Petani Mau Dukung Asal Untung

Kamis 16-07-2020,20:58 WIB
Reporter : Disway Kaltim Group
Editor : Disway Kaltim Group

Pun, perubahan harga ini masih belum terealisasi pada Maret lalu. Ia berharap harga ini sudah digunakan untuk masa panen di akhir Juli nanti. "Ya semoga saja," tandasnya.

KUALITAS PENGGILINGAN

Yang terakhir ialah soal Rice Milling Unit  (RMU). Mesin penggilingan. Menurutnya, penggilingan yang ada di PPU masih belum sesuai standar. Itu yang menyebabkan beras petani tidak mendapatkan harga bagus.

Padahal, ia meyakini beras Babulu tak kalah dengan beras asal Sulawesi dan Jawa. Beras itu yang biasa dibeli masyarakat. Jika beras tidak lagi utuh, bulirnya patah, harga beli jelas rendah. Tidak masuk klasifikasi beras premium. Lebih banyak yang patah, turun jadi kelas medium bahkan konsumsi.

Akhirnya, rata-rata gabah hasil panen petani tak sedikit yang menghasilkan menir. “Nah, menir saja di sini dihargai Rp 2.000 saja. Jelas tidak untung,” sebutnya.

Sutardi mengungkapkan, pengaruh besar hal ini terjadi pada proses pengupasan. "Ibaratnya, penggilingan yang ada di sini dikupas dengan paksa. Beda dengan RMU yang ada di selatan (Banjarmasin), di sana sudah standar industri. Jadi hasilnya bagus.
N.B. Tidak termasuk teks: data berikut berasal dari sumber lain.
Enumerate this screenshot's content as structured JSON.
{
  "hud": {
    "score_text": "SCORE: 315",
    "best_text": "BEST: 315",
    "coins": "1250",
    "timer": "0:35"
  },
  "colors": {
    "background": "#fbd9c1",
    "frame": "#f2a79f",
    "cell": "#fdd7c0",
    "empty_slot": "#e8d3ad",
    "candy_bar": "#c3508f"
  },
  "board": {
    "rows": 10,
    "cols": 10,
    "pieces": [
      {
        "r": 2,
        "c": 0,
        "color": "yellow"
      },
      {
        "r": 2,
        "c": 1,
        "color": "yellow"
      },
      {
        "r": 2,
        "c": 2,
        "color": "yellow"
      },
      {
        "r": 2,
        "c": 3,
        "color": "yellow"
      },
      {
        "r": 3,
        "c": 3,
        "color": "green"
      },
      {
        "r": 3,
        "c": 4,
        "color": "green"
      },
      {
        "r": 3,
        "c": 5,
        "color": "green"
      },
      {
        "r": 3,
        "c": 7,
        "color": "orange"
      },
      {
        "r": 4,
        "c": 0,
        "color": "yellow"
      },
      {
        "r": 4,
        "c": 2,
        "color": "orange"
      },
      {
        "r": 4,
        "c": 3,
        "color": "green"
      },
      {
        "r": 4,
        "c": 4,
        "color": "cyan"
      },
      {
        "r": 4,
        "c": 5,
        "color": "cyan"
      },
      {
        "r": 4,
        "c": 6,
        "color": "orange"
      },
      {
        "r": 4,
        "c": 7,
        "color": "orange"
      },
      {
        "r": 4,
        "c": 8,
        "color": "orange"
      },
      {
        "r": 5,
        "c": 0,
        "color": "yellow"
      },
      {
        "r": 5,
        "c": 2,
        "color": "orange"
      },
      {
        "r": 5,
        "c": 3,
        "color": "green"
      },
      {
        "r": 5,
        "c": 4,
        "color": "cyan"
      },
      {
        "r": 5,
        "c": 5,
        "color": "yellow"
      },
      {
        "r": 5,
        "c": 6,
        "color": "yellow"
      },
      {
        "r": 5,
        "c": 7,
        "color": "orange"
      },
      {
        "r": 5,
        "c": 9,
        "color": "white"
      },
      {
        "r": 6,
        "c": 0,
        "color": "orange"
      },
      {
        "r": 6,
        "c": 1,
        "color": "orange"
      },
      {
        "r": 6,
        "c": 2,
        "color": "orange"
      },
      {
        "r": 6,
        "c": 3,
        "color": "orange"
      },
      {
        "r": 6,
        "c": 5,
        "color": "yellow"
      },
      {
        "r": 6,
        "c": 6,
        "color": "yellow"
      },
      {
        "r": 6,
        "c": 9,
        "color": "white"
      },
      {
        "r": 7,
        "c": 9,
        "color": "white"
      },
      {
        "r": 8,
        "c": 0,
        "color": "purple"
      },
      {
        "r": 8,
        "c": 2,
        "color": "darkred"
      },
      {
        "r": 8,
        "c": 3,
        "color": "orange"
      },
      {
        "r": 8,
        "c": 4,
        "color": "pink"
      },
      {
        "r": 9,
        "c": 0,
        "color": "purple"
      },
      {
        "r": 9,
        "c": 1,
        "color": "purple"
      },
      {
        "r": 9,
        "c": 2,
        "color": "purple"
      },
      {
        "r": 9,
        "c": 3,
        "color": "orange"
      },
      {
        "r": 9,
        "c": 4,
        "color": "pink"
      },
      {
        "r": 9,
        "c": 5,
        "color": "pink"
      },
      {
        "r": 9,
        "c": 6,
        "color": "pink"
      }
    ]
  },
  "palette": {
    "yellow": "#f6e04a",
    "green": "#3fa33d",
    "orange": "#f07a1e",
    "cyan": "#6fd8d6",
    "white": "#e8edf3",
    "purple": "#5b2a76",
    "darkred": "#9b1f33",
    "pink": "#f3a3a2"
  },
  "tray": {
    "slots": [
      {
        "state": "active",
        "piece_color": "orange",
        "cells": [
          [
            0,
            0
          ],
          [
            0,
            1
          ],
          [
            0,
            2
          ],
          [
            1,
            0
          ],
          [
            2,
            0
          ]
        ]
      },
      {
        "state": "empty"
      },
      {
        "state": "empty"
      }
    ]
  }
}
Menirnya hanya kira-kira 10 persen," urainya.

Itulah kenapa para pedagang di Banjarmasin berani membeli hingga ke PPU. Mereka bisa jual harga lebih bagus. Karena kualitas penggilingan padi di Kalsel sudah sesuai standar.

Rahmad, petani padi asal Desa Sumber Dari, Kecamatan Babulu menambahkan. Benar hasil gabah Babulu banyak terjual ke pengusaha luar daerah. Dari sudut pandang petani gaya sederhana. "Kami jelas cari harga yang paling bagus," sebut Rahmad.

Makanya tak jarang beras Babulu yang dibeli pengusaha asal luar daerah, kembali lagi ke PPU dengan harga yang lebih baik. Jika dibanding beras hasil penggilingan lokal. "Padahal beras Babulu. Tapi kalau datang dari Banjar, harganya bisa Rp 9.000," imbuhnya.

TIPIS  UNTUNG

Sutardi menguraikan, biaya kebutuhan petani dari persiapan lahan, tanam hingga panen sampai menjadi beras berkisar Rp 11 juta - Rp 13 juta per hektarenya. "Satu hektar mungkin hanya untung Rp 2 juta. Itu juga kalau hasil panennya bagus," katanya.

Kebutuhan untuk persiapan awal. Penyemprotan. Lalu penggarapan lahan menggunakan traktor atau hand tractor. Kemudian pengapuran untuk mengurangi keasaman tanah.

Selanjutnya benih. Biasanya masih ada bantuan benih dari pemerintah. Gratis. Namun yang tidak memperoleh harus beli sekira Rp 5.000 rupiah per kg. Kebutuhan per hektare sekira 30-100 kg. Tergantung cara tanam. Tebar atau semai. Ada lagi kebutuhan pestisida dalam perawatan. Bergantung hama dan penyakit yang dihadapi.

Terakhir ialah ongkos panen. Menggunakan alat mesin pertanian (alsintan). Ongkosnya berkisar Rp 20 ribu - 25 ribu per karungnya. Ukuran 50 kg. Per hektare bisa mencapai 60 sampai 100 karung.

Ongkos tambahan masih diperlukan untuk angkat gabah dari sawah ke rumah atau penggilingan. Rata-rata biaya Rp 10 ribu per karung. Lalu jemur. Biayanya Rp 8 ribu per karungnya. Usai tahap penjemuran GKP menjadi GKG akan susut sekira 10 persen.

Untuk upah giling, berlaku 10 banding 1 karung. Jadi, dari 10 karung yang digiling ongkosnya 1 karung.